Eine Krankenkasse in einer richtig dreigegliederten Gemeinschaft hat aber die Aufgabe, die Ärzteschaft in die Lage zu versetzen, ihre Arbeit so machen zu können, wie sie aus Patienten- und Ärzte-sicht notwendig ist.
Heutige Missstände wie Personalmangel und Angebotsverknappung bzw. Einsparungsmaßnahmen sollten sich damit abschaffen lassen. Auch wären die Patienten nicht mehr für die medizinischen Apparate und Medikamente da, sondern es wäre umgekehrt.
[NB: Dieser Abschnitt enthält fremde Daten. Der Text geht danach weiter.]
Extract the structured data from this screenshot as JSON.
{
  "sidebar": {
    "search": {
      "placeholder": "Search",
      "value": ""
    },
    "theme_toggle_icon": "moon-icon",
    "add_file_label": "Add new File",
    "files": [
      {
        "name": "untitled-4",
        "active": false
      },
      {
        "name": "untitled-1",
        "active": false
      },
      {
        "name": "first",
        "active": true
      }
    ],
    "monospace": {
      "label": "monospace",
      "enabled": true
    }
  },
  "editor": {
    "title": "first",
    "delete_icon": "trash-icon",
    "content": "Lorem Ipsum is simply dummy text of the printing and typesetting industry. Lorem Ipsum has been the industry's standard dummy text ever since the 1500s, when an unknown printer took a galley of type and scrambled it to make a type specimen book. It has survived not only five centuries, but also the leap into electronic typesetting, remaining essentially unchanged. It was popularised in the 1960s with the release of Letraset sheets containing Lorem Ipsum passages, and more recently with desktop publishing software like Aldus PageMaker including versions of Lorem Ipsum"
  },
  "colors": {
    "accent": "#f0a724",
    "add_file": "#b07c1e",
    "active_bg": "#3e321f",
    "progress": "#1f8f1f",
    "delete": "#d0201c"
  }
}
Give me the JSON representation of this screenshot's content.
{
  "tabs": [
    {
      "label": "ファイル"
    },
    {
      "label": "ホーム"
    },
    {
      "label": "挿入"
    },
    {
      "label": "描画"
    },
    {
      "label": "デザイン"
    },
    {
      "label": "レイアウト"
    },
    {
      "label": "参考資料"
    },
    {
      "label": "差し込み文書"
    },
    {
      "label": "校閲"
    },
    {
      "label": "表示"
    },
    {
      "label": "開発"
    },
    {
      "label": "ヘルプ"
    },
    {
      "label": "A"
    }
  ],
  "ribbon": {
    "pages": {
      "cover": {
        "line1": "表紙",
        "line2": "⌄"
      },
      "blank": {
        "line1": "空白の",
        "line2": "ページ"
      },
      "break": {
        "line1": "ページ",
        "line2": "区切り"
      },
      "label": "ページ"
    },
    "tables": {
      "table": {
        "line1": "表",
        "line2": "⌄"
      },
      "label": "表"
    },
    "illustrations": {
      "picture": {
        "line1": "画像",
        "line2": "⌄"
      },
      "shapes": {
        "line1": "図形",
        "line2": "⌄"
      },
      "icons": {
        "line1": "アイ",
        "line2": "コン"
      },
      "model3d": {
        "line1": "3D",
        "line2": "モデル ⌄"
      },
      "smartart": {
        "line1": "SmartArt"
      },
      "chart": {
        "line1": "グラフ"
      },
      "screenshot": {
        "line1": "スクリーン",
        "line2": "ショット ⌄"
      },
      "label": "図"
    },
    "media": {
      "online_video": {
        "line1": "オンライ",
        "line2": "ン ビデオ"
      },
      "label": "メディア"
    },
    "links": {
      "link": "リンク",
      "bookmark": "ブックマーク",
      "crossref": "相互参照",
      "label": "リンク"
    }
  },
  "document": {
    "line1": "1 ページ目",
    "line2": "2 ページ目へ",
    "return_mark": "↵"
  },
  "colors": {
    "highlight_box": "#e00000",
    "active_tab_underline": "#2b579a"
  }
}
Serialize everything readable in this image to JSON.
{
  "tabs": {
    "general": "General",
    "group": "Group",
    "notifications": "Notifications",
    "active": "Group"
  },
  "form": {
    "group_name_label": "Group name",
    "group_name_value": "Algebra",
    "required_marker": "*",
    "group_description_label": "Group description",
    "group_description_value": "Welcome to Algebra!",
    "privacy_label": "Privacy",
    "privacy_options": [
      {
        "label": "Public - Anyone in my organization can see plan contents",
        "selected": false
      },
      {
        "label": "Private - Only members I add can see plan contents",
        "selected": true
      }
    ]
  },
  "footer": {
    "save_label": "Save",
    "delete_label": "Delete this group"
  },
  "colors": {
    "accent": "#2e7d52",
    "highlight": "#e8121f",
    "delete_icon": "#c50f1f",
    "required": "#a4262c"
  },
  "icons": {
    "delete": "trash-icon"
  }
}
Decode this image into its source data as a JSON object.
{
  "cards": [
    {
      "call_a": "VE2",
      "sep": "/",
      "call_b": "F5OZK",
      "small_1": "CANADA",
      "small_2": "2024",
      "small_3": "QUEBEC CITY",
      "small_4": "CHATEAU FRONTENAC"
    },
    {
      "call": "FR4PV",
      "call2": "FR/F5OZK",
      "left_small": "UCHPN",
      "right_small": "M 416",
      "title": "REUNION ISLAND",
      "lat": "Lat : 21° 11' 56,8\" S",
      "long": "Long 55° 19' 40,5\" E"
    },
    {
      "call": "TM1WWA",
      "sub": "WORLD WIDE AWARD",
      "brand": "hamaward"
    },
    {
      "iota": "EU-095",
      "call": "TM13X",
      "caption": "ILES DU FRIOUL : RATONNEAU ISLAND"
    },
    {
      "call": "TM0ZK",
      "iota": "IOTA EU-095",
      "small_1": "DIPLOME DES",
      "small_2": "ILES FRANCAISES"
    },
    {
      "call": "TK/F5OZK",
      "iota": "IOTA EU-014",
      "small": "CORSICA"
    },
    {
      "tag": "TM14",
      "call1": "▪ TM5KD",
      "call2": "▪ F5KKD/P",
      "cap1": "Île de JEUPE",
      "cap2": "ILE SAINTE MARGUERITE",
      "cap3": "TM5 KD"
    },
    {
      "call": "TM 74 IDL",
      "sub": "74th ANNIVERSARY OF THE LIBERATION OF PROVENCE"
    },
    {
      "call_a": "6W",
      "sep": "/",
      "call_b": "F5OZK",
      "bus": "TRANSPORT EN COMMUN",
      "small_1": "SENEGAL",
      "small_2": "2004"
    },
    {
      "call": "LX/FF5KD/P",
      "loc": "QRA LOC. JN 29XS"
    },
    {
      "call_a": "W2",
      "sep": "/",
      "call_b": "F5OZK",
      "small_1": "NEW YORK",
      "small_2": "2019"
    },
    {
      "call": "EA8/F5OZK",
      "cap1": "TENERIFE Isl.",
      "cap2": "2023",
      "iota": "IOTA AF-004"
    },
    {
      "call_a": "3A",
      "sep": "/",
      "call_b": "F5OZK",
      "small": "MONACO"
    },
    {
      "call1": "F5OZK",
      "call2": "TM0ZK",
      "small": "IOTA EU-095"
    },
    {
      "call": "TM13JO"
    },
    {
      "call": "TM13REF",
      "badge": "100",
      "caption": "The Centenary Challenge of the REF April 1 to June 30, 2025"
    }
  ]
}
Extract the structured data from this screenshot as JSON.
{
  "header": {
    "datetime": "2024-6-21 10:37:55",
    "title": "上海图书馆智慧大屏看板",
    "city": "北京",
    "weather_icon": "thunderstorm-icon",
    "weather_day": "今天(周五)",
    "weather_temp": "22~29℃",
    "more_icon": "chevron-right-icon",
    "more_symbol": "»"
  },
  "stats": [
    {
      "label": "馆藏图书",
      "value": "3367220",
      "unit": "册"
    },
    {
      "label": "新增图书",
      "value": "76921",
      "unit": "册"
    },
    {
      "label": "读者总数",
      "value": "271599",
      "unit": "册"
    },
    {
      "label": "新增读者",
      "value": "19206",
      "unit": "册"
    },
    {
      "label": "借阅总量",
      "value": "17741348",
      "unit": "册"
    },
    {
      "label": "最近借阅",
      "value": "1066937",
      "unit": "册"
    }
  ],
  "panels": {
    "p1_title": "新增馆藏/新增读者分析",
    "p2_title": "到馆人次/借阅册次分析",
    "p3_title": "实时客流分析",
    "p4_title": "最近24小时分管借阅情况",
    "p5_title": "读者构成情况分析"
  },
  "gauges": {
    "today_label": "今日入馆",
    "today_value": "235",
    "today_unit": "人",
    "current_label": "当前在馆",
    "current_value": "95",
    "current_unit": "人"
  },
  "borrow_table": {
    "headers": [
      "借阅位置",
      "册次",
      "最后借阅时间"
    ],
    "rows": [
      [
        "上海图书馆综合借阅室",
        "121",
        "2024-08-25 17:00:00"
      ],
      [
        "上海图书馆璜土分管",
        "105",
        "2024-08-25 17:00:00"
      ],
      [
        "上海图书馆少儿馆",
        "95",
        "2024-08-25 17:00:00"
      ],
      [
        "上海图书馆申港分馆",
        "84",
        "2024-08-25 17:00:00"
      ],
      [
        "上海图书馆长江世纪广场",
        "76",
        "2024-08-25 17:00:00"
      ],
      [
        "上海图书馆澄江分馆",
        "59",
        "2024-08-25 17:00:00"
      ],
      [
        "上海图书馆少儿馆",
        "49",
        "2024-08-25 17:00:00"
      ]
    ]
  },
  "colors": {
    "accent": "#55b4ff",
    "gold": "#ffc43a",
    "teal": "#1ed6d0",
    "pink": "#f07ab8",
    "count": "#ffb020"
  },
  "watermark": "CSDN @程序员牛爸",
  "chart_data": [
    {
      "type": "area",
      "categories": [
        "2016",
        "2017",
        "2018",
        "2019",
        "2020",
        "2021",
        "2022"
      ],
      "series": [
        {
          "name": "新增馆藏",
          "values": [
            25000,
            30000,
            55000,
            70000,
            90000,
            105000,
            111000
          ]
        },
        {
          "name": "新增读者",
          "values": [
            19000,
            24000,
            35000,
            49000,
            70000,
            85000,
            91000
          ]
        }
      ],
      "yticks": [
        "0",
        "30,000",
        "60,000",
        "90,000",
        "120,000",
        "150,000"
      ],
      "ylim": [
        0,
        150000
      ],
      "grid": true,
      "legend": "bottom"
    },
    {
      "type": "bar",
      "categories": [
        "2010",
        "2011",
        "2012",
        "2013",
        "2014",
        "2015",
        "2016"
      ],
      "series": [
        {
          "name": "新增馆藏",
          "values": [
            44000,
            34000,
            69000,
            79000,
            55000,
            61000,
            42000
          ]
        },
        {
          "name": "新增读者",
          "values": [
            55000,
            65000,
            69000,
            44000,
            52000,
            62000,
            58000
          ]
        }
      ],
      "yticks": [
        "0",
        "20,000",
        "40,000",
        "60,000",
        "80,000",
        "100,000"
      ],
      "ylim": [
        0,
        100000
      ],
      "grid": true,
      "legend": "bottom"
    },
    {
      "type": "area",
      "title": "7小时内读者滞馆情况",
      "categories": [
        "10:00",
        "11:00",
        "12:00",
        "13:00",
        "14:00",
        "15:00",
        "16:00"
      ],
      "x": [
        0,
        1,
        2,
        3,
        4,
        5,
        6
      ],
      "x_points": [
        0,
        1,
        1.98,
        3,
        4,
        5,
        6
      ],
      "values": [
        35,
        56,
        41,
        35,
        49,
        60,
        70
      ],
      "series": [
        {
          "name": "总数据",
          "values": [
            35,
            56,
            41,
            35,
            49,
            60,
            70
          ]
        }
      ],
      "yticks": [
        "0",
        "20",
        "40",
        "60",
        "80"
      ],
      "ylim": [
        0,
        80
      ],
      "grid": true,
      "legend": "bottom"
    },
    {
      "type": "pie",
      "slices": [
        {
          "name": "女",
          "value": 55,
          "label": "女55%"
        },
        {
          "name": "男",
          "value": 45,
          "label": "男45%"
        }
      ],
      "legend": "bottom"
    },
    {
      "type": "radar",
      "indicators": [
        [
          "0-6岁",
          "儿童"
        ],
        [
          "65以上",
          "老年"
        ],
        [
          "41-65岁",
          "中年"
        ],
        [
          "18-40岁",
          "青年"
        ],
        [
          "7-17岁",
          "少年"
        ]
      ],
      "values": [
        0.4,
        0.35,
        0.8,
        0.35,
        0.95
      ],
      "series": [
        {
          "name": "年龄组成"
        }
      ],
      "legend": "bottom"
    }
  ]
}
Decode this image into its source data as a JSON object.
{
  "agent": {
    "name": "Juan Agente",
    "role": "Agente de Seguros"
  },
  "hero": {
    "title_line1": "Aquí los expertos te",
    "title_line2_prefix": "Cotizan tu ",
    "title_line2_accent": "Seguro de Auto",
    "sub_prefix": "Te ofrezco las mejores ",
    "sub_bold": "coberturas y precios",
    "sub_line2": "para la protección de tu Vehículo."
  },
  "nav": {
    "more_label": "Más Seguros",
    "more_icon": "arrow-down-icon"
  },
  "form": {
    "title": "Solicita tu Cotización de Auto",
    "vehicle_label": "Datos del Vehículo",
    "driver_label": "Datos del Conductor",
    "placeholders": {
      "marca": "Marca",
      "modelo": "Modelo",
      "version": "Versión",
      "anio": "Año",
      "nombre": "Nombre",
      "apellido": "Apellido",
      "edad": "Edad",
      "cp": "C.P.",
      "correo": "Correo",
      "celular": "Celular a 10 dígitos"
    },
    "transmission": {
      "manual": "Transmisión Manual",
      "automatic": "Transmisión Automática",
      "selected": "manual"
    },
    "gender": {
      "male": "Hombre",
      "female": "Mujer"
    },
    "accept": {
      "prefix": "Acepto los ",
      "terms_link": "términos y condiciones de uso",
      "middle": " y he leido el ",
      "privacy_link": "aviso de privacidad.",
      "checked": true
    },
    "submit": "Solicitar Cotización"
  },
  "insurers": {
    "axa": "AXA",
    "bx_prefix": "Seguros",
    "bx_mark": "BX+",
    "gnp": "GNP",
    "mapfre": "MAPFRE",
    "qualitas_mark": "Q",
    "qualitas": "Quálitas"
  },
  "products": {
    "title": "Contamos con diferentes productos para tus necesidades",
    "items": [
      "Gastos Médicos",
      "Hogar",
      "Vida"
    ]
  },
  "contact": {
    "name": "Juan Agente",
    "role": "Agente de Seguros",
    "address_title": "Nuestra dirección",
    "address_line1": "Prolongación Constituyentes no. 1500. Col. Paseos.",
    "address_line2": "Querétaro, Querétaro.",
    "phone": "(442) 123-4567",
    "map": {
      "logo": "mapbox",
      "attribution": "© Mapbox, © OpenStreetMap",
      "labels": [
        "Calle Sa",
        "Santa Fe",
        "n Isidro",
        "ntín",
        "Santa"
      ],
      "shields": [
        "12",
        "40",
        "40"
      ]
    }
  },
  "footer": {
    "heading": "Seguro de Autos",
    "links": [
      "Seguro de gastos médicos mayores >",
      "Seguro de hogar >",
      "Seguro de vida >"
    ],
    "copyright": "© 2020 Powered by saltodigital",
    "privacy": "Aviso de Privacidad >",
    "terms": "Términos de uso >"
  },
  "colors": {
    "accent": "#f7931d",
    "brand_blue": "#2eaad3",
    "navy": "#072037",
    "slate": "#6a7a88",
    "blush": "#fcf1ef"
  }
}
Abschließend noch ein paar Worte zur Umsetzung der Entflechtung der einzelnen Glieder im Zuge einer richtig verstandenen Dreigliederung des Sozialen Organismus:
Damit eine wirklich sinnvolle Entflechtung der drei Glieder gelingt, bedarf es bei einem ausreichendem Teil der Bevölkerung der Erkenntnis, dass unter den gegebenen Umständen eine Umsetzung dringend benötigter Reformen unseres Wirtschafts- und Gesellschaftssystems nicht möglich ist. Wir leben in Strukturen, die sich destruktiv auf unser Leben und unsere Lebensgrundlagen auswirken und die deshalb abgelöst werden müssen durch eine völlige Neuaufteilung der Bereiche Geistes-, Rechts- und Wirtschaftsleben. Erst wenn eine ausreichende Anzahl von Menschen zu dieser Einsicht gelangt sein wird, wird eine Umsetzung der richtig geordneten Dreigliederung des Sozialen Organismus auf politischer Ebene Erfolg haben können.
Aber selbstverständlich muss nicht auf eine Umsetzung von parlamentarischer Seite her gewartet werden. Seit Rudolf Steiner seine Thesen zur Dreigliederung des Sozialen Organismus veröffentlichte, gab es zahlreiche Initiativen im In- und Ausland zur Gründung freier Schulen und Krankenhäuser sowie zum assoziativen Wirtschaften (heißt Hersteller, Händler und Verbraucher schließen sich zusammen und legen gemeinsam fest, was zu welchem Preis und in welcher Menge benötigt wird). Auch wenn diese Initiativen bislang meist lokal begrenzt geblieben sind, künden sie doch von einer anderen, einer zukünftigen Welt.